After explaining his success as a matter of what appeared on his Hall of Fame plaque — “Playing with intensity and passion” — he added:
“I go to Royals games a lot, and I watch guys just hit a single and jog to first. To me, some of those singles are doubles. I saw one the other day, a guy from the White Sox, not going to say any names, just hit a little blooper over the third baseman’s head and jogged to first. I mean, that ball’s a double!”
Brett typically struck out fewer than 40 times per season. You now can make millions by striking out 140 times per and jogging doubles into singles. But Brett’s 71, thus relegated to the “Get off my lawn!” bin.
All of his baseball fan life, reader Max Ramos was told a 2-0, 3-1 or 3-0 pitch meant the batter was “ahead in the count.” Simple. Clear. Now, writes Ramos, it’s referred to as the batter having “pitch leverage.” So the simple and clear has been replaced by the faux-slick vague.
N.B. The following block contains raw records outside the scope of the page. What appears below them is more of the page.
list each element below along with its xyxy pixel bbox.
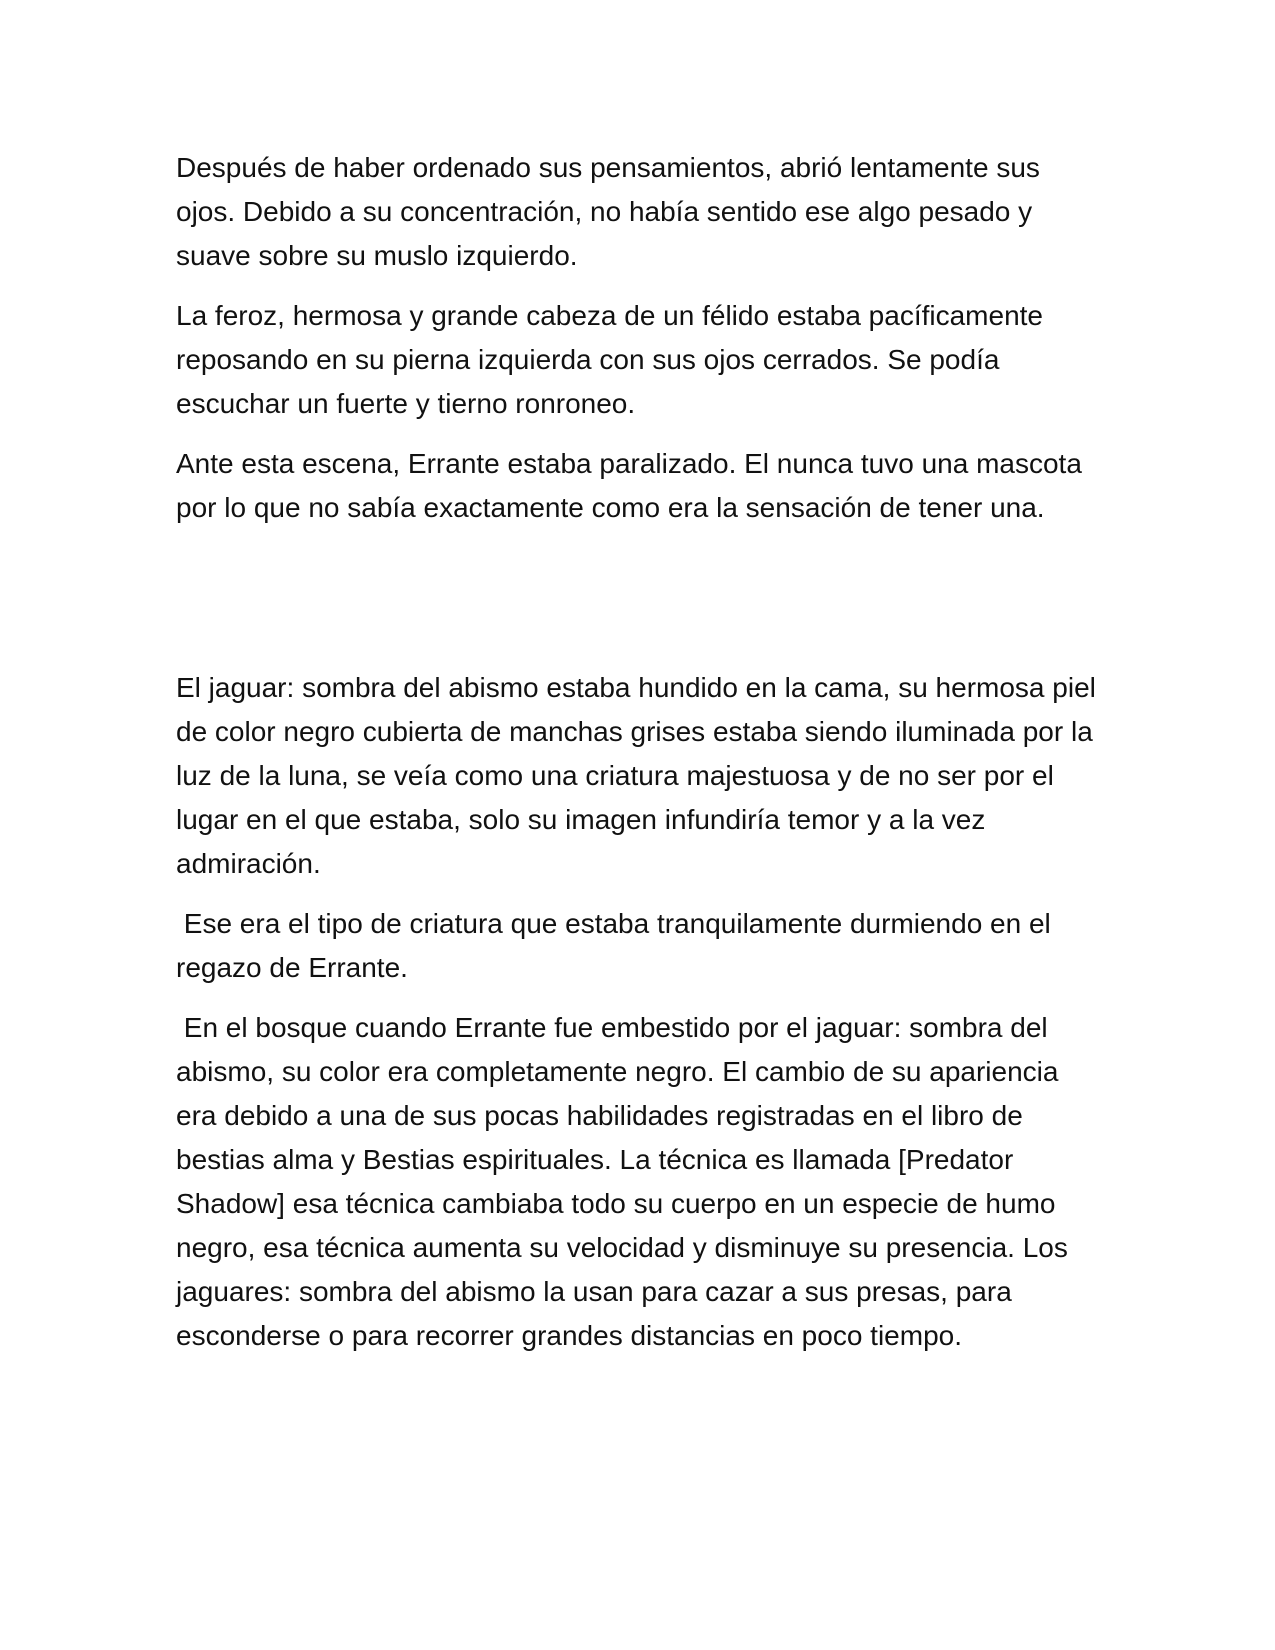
paragraph-4: El jaguar: sombra del abismo estaba hundido en la cama, su hermosa piel de color negro cubierta de manchas grises estaba siendo iluminada por la luz de la luna, se veía como una criatura majestuosa y de no ser por el lugar en el que estaba, solo su imagen infundiría temor y a la vez admiración. [176, 672, 1104, 879]
paragraph-2: La feroz, hermosa y grande cabeza de un félido estaba pacíficamente reposando en su pierna izquierda con sus ojos cerrados. Se podía escuchar un fuerte y tierno ronroneo. [176, 300, 1051, 419]
paragraph-spacer [176, 546, 1106, 666]
paragraph-6: En el bosque cuando Errante fue embestido por el jaguar: sombra del abismo, su color era completamente negro. El cambio de su apariencia era debido a una de sus pocas habilidades registradas en el libro de bestias alma y Bestias espirituales. La técnica es llamada [Predator Shadow] esa técnica cambiaba todo su cuerpo en un especie de humo negro, esa técnica aumenta su velocidad y disminuye su presencia. Los jaguares: sombra del abismo la usan para cazar a sus presas, para esconderse o para recorrer grandes distancias en poco tiempo. [176, 1012, 1076, 1351]
paragraph-5: Ese era el tipo de criatura que estaba tranquilamente durmiendo en el regazo de Errante. [176, 908, 1059, 983]
paragraph-1: Después de haber ordenado sus pensamientos, abrió lentamente sus ojos. Debido a su concentración, no había sentido ese algo pesado y suave sobre su muslo izquierdo. [176, 152, 1048, 271]
paragraph-3: Ante esta escena, Errante estaba paralizado. El nunca tuvo una mascota por lo que no sabía exactamente como era la sensación de tener una. [176, 448, 1090, 523]
document-body [176, 146, 1106, 1374]
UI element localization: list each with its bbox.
Fox studio analyst and former U.S. team member Alexi Lalas is the Jay Bilas of soccer. He talks down to us, knows everything and he’s occasionally correct.
Rapper Young Thug is on trial in Atlanta, 56 charges for racketeering as a felonious gang leader. I first learned of Mr. Thug’s violent, vulgar, gun-worshiping, N-word-laden lyrics when he was a featured performer on ESPN. Guess his stage name didn’t offer a clue. Or maybe it did.
Is there no one at YES to convince Ryan Ruocco, Kay’s Yankees play-by-play backup, that there’s no good reason to try to attach forced, annoying cool dude wording to every play? It’s as if he wants to be heard as the game’s deejay.